At this point, it seems that AOL executives would open up a lemonade stand in front of their headquarters if they thought it would help their bottom line. But the idea of a news site that covers every aspect of nascent tech companies sharing a brand name and founder with a venture capital firm financing these same companies seems almost comically over the line.

“TechCrunch is a different property and they have different standards,” Tim Armstrong, AOL’s chief executive, said Thursday afternoon when CrunchFund was announced. “We have a traditional understanding of journalism with the exception of TechCrunch, which is different but is transparent about it.”

It was a breathtaking admission of TechCrunch’s exceptionalism, and news of Mr. Arrington’s audacious caper roiled the blogosphere all day. At midnight on Thursday I reached Arianna Huffington, head of AOL’s editorial operations, who was traveling in Brazil.
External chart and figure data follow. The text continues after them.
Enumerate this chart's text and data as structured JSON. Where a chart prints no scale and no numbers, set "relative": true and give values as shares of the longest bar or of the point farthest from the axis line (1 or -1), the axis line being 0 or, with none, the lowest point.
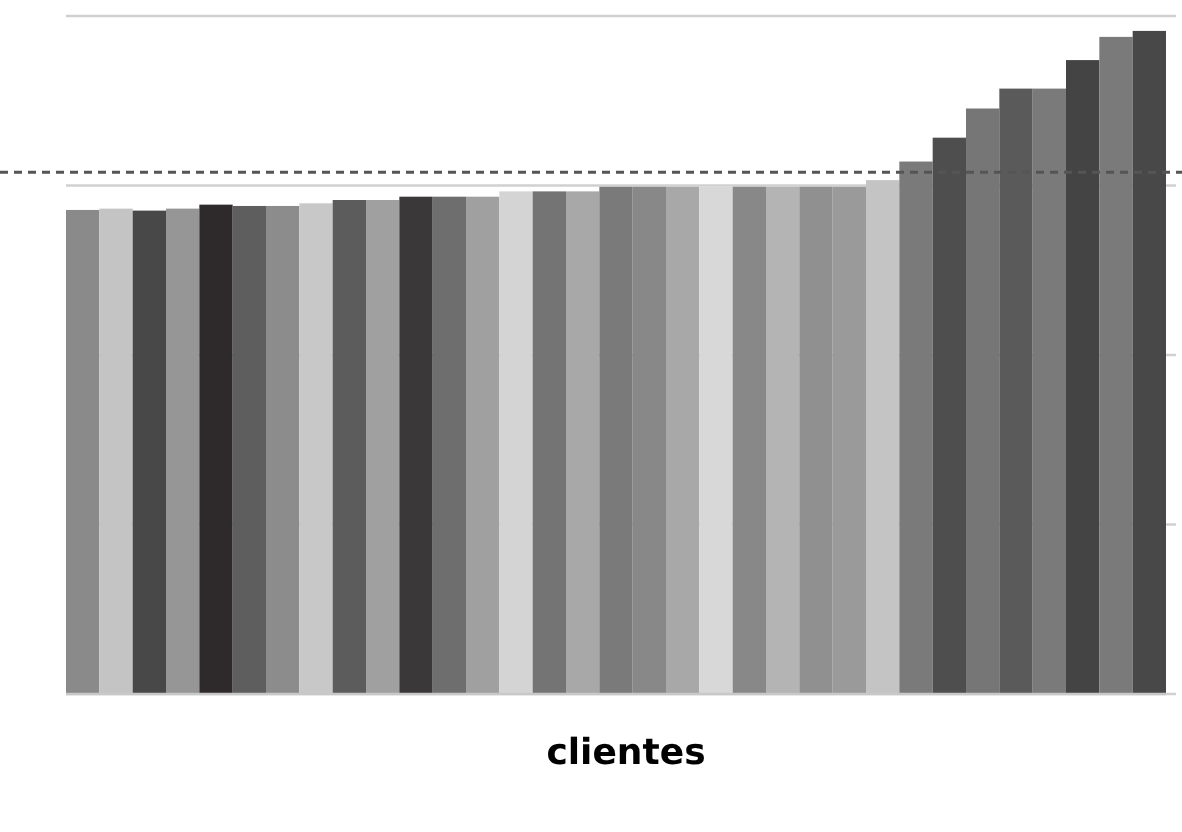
{
  "chart_data": {
    "type": "bar",
    "relative": true,
    "xlabel": "clientes",
    "grid": "y",
    "categories": [
      null,
      null,
      null,
      null,
      null,
      null,
      null,
      null,
      null,
      null,
      null,
      null,
      null,
      null,
      null,
      null,
      null,
      null,
      null,
      null,
      null,
      null,
      null,
      null,
      null,
      null,
      null,
      null,
      null,
      null,
      null,
      null,
      null
    ],
    "values": [
      0.73,
      0.732,
      0.729,
      0.732,
      0.738,
      0.736,
      0.736,
      0.74,
      0.745,
      0.745,
      0.75,
      0.75,
      0.75,
      0.758,
      0.758,
      0.758,
      0.765,
      0.765,
      0.765,
      0.765,
      0.765,
      0.765,
      0.765,
      0.765,
      0.775,
      0.803,
      0.839,
      0.883,
      0.913,
      0.913,
      0.956,
      0.991,
      1
    ],
    "colors": [
      "#8a8a8a",
      "#c4c4c4",
      "#484848",
      "#969696",
      "#2e2a2b",
      "#5e5e5e",
      "#8c8c8c",
      "#c8c8c8",
      "#5c5c5c",
      "#a0a0a0",
      "#3a3838",
      "#6e6e6e",
      "#a0a0a0",
      "#d4d4d4",
      "#747474",
      "#a8a8a8",
      "#7a7a7a",
      "#888888",
      "#a8a8a8",
      "#d8d8d8",
      "#888888",
      "#b4b4b4",
      "#909090",
      "#9a9a9a",
      "#c4c4c4",
      "#7a7a7a",
      "#4e4e4e",
      "#767676",
      "#5a5a5a",
      "#7a7a7a",
      "#444444",
      "#7a7a7a",
      "#484848"
    ],
    "ref_lines": [
      {
        "axis": "y",
        "value": 0.787,
        "color": "#555555",
        "line_style": "dashed"
      }
    ]
  }
}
Things seemed to have changed in only a few hours.

“Michael has stepped down,” to become a venture capitalist, she said, “and is no longer on the editorial payroll effective immediately.” She added that he could continue to write — Mr. Arrington is a prolific, forceful voice on technology matters — but as an unpaid blogger. Gee, I said to Ms. Huffington, I know we are in a bold new epoch of technology journalism, but the whole thing still seems, well, naughty.

It’s not the usual case of conflict of interest — someone being sent a shiny new gadget and writing about how spiffy it is. This time, there are tens of millions of dollars in play. Coverage in TechCrunch can make or break a start-up, and what about those companies that are not F.O.M.’s (Friends of Mike)?

“David, honestly, don’t be silly,” she said. “It is very, very clear that they are distinct entities and Michael will have no influence on coverage.”

Really? It’s worth pointing out that earlier that day, Mr. Arrington told my colleague Claire Cain Miller, “I am TechCrunch and TechCrunch is me.” It’s now hard to know whether AOL is Mr. Arrington’s partner, client, employer or banker.

AOL, challenged on both business and editorial fronts, has enabled Mr. Arrington at every turn, allowing him to bestow his blunt brand of editorial favor or wrath as he saw fit.

When he turned his withering guns on Engadget, a sibling site at AOL, executives looked the other way even as most of the people at Engadget left. When he bashed the reputation of Caterina Fake, the well-regarded co-founder of both Flickr and Hunch, for breaking the news of her own start-up (instead of letting him break it), they said nothing. Along the way, he ridiculed the enterprise he worked for with a seemingly endless stream of Twitter posts, all but begging to get fired. He got financed instead.

As business reporters, we are often pressed up against the glass, watching as others take risks, make investments and build companies. We are observers, not players. But the froth and money sloshing around has reached a whole other level, and looks enticing no matter what side of the glass you are on.

Michael Arrington kicked a hole in the glass. A former lawyer and investor who founded TechCrunch in 2005, he told his bosses at AOL in April that he was going to continue to edit the site, but resume investing in some of the companies TechCrunch covered.

E-mail: carr@nytimes.com;

Twitter.com/carr2n

This article has been revised to reflect the following correction:

Correction: September 4, 2011

An earlier version of this article misstated the timing of Michael Arrington’s investment in Milk, a mobile-development lab. A round of funding closed on April 26; the funding did not close on April 1. In addition, the article incorrectly described the disclosure about the investment on Mr. Arrington’s blog, TechCrunch. The investment was disclosed in a post on April 26. It was not the case that there was no disclosure.